Hay quien recuerda todavía como más de una decena los locales comerciales de la vía que estaban dedicados a la venta de zapatos, y de cómo se vivía la política, el ocio, la revolución y el franquismo en esta calle relacionada con la vida social, con el paseo, la diversión y la moda que ha ido evolucionando, desde las camiserías que vendían productos exclusivos y hechos a medida hasta las grandes cajas de cartón que duermen en la calle y llenan de vestidos -fabricados al otro lado del mundo-los almacenes de multinacionales de la moda.

Es la calle Real, la que tiene tanta historia como las avenidas que abren en dos las grandes ciudades y que, como toda vía principal, es como el salón de una casa para los que viven cerca o lejos de ella, en la que los vecinos se encuentran muchas veces sin buscarse y en la que se gestan las grandes ideas y proyectos; la que eligen los artistas para instalarse cuando deciden crear y a la que vuelven mujeres como Juana de Vega, después de perder a su marido, a pasar los días de viudez, con el corazón de su marido metido en un frasco.

Existe un censo de comerciantes y profesionales que data del año 1821, en el que se recogen actividades tan olvidadas ya como la bohemia, la que desarrollaban los tenderos de quincalla y los caldereros, armeros, espaderos y fundidores. Ahora, casi dos siglos después, en la calle Real apenas existen ya profesionales dedicados a la artesanía, salvo los joyeros y los sastres que fabrican, todavía con sus manos, algunos de los productos que ponen a la venta y exponen en sus escaparates. Sus locales abren las verjas, las puertas y portalones para recibir a los que, bien por afición bien por obligación, han de entrar en los establecimientos que se han reciclado o que han mantenido la actividad que, desde siempre, han tenido los negocios que regentan.

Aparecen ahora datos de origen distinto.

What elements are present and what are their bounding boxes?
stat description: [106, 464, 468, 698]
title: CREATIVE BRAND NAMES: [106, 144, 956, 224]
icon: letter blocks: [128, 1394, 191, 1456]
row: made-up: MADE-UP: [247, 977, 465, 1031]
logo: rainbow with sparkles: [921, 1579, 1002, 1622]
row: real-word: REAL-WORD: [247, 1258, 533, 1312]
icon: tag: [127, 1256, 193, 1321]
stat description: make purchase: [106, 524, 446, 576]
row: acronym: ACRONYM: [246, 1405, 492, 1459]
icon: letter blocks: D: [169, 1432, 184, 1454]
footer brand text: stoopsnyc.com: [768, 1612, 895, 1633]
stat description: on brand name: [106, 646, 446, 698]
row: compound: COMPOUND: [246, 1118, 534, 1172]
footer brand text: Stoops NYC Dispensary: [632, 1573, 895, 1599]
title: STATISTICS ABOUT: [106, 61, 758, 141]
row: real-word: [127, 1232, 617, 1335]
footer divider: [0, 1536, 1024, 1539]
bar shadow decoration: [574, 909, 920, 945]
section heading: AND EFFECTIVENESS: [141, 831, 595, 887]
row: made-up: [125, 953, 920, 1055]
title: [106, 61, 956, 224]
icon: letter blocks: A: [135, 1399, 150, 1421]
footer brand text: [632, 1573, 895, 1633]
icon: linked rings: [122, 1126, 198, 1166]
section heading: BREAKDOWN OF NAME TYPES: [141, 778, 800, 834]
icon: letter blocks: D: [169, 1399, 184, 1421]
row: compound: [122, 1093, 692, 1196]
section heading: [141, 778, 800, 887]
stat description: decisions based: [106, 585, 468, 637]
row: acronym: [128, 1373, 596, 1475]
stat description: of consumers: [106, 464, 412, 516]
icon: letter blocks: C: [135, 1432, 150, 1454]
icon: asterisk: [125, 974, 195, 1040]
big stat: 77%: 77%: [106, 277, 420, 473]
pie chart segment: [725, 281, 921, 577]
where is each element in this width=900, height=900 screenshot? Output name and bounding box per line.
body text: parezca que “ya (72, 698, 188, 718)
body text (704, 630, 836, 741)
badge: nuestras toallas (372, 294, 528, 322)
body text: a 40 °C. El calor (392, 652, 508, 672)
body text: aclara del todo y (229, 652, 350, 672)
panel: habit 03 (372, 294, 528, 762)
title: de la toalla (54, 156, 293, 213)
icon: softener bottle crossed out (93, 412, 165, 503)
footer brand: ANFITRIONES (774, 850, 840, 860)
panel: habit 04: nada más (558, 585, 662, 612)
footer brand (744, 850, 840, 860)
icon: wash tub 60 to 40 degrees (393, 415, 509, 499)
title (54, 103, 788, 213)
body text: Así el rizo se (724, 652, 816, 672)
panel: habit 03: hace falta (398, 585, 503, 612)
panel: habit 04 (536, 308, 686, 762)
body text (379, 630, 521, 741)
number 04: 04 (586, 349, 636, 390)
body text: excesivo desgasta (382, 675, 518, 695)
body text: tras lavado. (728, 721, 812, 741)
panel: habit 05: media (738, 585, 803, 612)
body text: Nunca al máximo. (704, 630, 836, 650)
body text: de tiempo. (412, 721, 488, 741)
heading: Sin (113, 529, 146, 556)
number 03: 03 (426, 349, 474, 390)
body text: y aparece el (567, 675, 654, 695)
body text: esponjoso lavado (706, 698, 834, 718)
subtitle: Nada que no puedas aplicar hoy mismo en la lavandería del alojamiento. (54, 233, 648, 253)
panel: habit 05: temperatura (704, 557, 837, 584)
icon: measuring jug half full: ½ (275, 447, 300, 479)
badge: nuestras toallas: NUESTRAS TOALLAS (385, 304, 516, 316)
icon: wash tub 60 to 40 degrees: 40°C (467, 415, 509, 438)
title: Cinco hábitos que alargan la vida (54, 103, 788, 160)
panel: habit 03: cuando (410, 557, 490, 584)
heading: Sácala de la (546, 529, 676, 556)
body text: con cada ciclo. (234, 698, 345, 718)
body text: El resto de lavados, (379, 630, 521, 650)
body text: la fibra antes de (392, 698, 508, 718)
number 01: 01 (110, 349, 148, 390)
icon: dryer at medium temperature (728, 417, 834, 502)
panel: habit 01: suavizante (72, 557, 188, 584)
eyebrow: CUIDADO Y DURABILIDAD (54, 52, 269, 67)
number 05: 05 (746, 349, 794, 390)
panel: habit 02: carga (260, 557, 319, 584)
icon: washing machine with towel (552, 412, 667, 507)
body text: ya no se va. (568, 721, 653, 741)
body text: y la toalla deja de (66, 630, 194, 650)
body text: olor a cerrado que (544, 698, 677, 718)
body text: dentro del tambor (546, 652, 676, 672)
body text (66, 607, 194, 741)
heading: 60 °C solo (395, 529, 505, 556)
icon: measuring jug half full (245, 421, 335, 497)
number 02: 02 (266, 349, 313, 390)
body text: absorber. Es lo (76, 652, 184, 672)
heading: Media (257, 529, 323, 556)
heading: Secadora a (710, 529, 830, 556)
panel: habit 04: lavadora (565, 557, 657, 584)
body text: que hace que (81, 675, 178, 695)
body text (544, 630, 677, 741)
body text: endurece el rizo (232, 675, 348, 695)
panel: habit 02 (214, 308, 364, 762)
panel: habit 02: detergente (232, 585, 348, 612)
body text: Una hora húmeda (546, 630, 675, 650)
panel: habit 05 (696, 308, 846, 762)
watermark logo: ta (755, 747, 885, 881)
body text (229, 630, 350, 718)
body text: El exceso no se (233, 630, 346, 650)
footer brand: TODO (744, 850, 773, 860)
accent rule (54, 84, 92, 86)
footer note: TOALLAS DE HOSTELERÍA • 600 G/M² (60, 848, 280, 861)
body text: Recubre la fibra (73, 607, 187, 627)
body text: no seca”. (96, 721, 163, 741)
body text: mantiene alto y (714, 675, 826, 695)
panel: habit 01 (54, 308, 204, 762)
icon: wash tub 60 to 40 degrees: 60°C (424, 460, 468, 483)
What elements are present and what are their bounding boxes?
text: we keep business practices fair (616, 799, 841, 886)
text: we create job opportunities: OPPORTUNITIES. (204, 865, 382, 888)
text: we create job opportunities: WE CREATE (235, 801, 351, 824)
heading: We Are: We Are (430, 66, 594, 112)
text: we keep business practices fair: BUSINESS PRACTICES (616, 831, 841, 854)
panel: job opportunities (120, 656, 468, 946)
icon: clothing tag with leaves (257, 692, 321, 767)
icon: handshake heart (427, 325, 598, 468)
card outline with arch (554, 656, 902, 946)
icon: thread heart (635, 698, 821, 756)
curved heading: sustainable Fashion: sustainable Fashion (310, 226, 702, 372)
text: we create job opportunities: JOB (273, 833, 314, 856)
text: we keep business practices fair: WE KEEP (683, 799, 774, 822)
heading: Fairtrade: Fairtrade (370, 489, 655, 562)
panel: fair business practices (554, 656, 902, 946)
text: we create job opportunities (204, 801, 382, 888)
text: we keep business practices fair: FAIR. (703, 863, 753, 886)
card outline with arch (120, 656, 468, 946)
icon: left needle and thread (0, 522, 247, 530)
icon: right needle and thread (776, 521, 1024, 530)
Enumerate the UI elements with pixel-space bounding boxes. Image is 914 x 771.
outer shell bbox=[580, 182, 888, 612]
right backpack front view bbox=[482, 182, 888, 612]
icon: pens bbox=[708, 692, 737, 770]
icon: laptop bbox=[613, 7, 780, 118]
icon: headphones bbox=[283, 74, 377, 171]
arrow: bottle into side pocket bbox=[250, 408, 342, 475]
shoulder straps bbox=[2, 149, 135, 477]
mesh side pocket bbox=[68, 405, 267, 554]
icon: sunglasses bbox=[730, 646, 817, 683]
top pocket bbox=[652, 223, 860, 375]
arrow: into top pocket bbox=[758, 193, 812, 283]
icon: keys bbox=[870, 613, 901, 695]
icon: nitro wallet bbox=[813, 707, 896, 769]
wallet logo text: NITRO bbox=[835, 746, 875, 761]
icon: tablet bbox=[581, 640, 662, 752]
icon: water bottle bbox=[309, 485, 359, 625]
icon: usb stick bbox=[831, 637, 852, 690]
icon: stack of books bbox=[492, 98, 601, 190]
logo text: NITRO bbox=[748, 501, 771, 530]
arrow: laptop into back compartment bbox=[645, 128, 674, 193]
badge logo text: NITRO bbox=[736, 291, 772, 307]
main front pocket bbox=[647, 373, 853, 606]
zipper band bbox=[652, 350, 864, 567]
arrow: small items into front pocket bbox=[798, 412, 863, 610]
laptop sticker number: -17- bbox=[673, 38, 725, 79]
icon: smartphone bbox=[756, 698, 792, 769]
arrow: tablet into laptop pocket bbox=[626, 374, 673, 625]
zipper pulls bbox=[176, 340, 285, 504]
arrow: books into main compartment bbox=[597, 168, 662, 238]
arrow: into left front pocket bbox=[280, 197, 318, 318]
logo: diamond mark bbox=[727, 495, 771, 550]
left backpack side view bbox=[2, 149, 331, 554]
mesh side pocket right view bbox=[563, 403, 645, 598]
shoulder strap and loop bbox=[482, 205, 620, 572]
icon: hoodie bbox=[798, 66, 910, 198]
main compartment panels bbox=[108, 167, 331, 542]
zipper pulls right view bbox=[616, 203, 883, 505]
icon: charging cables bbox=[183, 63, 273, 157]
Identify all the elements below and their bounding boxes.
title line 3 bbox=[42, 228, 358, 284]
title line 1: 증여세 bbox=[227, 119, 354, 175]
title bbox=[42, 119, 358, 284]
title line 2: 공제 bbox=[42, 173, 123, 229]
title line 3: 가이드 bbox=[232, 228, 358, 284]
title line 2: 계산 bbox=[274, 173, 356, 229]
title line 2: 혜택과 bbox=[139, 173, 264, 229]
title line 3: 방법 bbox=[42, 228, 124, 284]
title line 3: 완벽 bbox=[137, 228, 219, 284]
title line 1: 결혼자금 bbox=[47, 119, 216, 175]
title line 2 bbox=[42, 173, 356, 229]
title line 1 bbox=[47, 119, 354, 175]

Dos siglos de vivencias y, entre tantos años, ires y venires políticos y económicos, no han sido demasiados los negocios que han conseguido sobrevivir en la calle Real.

Negocios centenarios

A duras penas se pueden contar cuatro: la joyería Malde, abierta desde el año 1898 por Manuel Malde López -y que, en la actualidad, está regentada ya por la tercera y la cuarta generación de joyeros de la familia-; la mercería Guante Varadé, que abrió sus puertas por vez primera en la calle Real en 1902, con las medias y los guantes como producto estrella y que ha tenido, como los demás establecimientos, que adaptarse a las nuevas tendencias y a los caprichos de la moda, para seguir despachando sus prendas -cuando Guante Varadé abrió, sus dueños ni siquiera pensaban que, algún día, al lado de sus medias, comercializarían biquinis-.

Algunos cambios menos ha sufrido otro negocio centenario que sigue en pie: la farmacia Villar, inaugurada en 1827, y que mantiene la estructura de aquel bajo del número 82 de la calle principal de la ciudad; un negocio que, cada tarde, se reconvertía en mentidero y lugar de intercambios culturales. El que ha vuelto a los orígenes es su vecino, el Bazar de Pepe, que empezó en 1829 a vender cuadros y marcos, pero que, hace años, abrió mercado y se dedicó a la venta también de juguetes como muñecas sevillanas y caballos de cartón. Las generaciones posteriores optaron por la tradición.